The record shows that the appellant was arraigned before the Senior Resident Magistrate’s court for plea on 21st October 2005 to face a charge of defilement as earlier stated. The particulars of the charge were that on the 14th day of October 2005, in Nanyuki, in Laikipia District within the Rift Valley Province, the appellant had carnal knowledge of B.T M, a girl under the age of 11 years. On that date, Mr. Muriuki, the learned Senior Resident Magistrate noted that the appellant appeared to be of an unsound mind. He than referred the appellant to the Provincial Psychiatrist for mental examination.   Thereafter several similar orders were made referring the appellant for mental assessment by the Nyeri Provincial Psychiatrist. It would appear that on 19/12/2006, the appellant pleaded guilty to the charge despite the fact that the Provincial Psychiatrist had not filed his report on the appellant. It was necessary for the trial Senior Resident Magistrate to satisfy himself that the appellant was mentally sound hence fit to plead before taking the plea. I am convinced that on this account, that the plea was equivocal hence the conviction cannot stand. I am satisfied that the learned State Counsel rightly conceded this appeal. There is no doubt, that the offence is alleged to have taken place on 14th October 2005. The appellant was originally charged under section 145(1) of the Penal Code. The prosecution applied to substitute the charge with one under S. 8(1) of the Sexual Offences Act.   By then the appellant had not been consulted. There is doubt whether the Sexual offences Act could have been applied retrospectively. The original charge should have continued to its logical conclusion under section 48 of the Sexual Offences Act as read with regulation 3 of the First Schedule, Transitional Provisions. In any case the substitution was made when there was doubt whether or not the  appellant was mentally sound. A fair order in the circumstances of this case is to allow the appeal and order for a fresh trial on the basis of the original charge.

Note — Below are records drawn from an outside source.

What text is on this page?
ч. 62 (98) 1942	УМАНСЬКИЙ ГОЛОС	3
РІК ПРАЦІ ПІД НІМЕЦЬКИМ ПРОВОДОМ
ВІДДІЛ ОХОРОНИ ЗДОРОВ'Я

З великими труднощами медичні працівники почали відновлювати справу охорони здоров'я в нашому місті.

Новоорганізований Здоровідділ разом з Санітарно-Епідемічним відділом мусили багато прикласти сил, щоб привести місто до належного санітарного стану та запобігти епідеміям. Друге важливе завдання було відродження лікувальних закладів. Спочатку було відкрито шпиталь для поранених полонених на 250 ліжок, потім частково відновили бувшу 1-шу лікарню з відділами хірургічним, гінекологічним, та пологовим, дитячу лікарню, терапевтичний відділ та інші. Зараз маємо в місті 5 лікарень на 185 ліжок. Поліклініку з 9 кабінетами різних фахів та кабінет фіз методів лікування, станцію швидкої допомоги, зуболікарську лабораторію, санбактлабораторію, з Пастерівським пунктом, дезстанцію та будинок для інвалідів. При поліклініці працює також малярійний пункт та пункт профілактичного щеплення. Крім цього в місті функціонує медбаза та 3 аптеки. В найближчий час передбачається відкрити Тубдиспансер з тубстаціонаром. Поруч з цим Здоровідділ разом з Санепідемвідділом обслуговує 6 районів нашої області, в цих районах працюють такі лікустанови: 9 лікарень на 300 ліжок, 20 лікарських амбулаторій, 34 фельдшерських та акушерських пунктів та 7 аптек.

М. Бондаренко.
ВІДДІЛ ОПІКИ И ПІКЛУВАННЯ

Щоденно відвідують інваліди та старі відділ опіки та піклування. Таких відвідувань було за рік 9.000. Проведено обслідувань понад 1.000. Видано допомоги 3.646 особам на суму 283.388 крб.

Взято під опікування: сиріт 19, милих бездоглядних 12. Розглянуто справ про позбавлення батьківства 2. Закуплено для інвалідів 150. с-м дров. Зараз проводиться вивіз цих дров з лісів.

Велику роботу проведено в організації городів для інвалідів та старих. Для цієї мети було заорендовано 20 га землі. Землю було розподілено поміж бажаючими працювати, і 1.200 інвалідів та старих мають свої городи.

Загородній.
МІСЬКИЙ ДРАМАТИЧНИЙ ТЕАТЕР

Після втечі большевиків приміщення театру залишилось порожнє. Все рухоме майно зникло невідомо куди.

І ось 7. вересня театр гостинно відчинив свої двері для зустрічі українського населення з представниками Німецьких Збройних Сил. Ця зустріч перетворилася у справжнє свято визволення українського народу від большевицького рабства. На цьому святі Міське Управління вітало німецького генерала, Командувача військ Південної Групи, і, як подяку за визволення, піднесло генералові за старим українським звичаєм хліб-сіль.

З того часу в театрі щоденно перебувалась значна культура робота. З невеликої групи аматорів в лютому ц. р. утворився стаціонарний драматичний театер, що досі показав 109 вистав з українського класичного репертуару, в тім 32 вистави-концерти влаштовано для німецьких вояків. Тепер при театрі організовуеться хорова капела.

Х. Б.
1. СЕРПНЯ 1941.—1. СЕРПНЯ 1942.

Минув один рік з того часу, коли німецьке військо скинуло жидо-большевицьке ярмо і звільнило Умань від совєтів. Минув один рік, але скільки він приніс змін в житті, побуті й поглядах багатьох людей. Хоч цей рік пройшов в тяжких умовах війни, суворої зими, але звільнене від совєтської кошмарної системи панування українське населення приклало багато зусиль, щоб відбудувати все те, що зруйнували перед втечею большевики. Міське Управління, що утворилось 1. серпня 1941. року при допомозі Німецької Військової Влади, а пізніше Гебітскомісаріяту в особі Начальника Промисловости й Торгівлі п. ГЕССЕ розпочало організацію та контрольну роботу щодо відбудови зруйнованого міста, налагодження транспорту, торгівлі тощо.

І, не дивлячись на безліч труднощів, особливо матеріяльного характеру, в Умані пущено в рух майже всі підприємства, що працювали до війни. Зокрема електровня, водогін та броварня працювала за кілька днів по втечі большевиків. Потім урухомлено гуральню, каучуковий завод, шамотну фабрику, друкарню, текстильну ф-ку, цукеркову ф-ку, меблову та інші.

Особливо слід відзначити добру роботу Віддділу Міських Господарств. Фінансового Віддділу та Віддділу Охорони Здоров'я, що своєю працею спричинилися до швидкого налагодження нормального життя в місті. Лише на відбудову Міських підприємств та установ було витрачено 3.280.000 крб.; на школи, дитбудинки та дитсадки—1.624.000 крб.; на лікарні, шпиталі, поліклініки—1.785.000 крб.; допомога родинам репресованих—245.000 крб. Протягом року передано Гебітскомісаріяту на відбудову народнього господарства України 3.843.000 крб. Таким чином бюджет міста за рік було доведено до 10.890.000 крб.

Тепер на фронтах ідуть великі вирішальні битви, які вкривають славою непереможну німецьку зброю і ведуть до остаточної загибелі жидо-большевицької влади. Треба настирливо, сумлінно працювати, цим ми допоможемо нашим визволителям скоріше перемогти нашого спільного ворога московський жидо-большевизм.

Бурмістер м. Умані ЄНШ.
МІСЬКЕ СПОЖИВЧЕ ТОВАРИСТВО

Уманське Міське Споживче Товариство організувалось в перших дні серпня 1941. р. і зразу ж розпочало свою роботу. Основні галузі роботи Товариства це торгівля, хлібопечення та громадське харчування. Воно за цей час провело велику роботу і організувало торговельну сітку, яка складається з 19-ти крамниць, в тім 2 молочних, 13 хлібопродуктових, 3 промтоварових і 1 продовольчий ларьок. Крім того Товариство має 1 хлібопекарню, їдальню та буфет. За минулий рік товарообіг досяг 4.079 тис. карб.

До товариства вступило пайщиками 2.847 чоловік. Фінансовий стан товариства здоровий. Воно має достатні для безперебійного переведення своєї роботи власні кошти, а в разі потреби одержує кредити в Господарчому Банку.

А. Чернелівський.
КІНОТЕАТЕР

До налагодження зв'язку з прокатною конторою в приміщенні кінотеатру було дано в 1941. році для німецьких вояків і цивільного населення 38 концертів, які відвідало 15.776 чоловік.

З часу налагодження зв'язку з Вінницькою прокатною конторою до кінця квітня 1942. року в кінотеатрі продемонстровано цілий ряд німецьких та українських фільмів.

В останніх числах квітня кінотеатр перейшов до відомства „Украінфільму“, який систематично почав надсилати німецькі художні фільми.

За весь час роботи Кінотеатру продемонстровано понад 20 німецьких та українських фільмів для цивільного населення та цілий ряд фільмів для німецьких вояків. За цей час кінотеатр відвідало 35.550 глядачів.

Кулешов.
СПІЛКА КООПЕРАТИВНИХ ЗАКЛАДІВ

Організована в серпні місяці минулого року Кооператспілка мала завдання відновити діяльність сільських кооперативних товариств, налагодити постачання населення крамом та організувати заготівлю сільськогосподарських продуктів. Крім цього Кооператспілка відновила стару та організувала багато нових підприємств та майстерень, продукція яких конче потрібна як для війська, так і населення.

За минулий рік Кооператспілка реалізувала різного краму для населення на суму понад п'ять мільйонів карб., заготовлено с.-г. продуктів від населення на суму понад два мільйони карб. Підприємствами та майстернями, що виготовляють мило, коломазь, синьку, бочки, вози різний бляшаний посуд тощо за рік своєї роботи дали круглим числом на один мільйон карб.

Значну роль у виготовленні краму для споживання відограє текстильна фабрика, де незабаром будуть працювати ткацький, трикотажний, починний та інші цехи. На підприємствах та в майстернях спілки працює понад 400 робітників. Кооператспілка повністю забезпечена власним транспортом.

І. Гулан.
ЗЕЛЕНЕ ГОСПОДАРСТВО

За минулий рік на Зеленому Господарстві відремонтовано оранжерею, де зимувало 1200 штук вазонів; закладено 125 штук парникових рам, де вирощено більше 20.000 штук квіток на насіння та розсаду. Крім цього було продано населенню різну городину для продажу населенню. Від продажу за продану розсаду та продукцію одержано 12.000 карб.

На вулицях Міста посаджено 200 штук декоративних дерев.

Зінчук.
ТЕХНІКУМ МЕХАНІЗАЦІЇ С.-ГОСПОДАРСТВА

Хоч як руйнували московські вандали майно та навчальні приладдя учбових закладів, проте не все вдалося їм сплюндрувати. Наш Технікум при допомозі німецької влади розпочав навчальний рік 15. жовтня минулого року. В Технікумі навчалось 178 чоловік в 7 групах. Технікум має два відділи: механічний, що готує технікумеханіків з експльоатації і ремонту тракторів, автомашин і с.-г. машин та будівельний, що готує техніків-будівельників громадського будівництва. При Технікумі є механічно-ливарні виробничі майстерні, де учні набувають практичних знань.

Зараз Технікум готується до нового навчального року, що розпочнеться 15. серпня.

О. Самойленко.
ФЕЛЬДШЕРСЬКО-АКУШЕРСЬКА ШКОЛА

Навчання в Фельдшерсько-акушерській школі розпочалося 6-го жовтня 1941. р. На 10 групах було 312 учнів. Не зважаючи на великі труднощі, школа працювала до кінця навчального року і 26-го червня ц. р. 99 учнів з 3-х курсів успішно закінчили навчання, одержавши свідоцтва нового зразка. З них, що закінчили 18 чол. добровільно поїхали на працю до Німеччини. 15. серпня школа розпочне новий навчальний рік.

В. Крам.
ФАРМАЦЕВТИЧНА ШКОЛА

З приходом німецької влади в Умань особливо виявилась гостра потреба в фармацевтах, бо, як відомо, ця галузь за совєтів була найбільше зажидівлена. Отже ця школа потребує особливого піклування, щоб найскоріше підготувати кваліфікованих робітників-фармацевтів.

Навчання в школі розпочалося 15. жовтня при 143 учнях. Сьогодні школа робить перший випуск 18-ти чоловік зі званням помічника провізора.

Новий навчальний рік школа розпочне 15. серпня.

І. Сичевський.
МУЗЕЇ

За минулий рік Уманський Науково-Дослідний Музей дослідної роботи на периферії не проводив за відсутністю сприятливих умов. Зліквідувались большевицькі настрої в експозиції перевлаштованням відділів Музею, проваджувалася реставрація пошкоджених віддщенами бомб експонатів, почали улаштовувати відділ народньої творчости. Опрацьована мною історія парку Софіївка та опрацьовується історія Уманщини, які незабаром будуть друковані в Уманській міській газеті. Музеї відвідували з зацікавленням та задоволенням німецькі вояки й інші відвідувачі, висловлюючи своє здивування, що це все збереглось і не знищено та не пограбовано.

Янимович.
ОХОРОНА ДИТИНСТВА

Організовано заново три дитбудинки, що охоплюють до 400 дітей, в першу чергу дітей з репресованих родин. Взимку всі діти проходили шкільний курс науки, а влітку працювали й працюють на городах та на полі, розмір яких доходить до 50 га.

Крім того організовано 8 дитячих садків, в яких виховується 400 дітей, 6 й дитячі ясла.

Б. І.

In the end I allow the appeal. The conviction is quashed and the sentence set aside. The order of substituting and or amending the charge sheet is set aside. The original charge sheet dated 21/10/2005 is restored. The appellant to be held in custody and should undergo a fresh trial on the basis of the original  charge on priority basis before another magistrate of competent jurisdiction other than E.G. Mbaya. Let the appellant be taken for mention before the Principal Magistrate, Nanyuki on 20/1/2010 for further orders and directions on the retrial process.

Dated and delivered this 13th day of January 2010.

J.K. SERGON

JUDGE

In open court in the presence of Mr. Makura learned State Counsel and the appellant in person.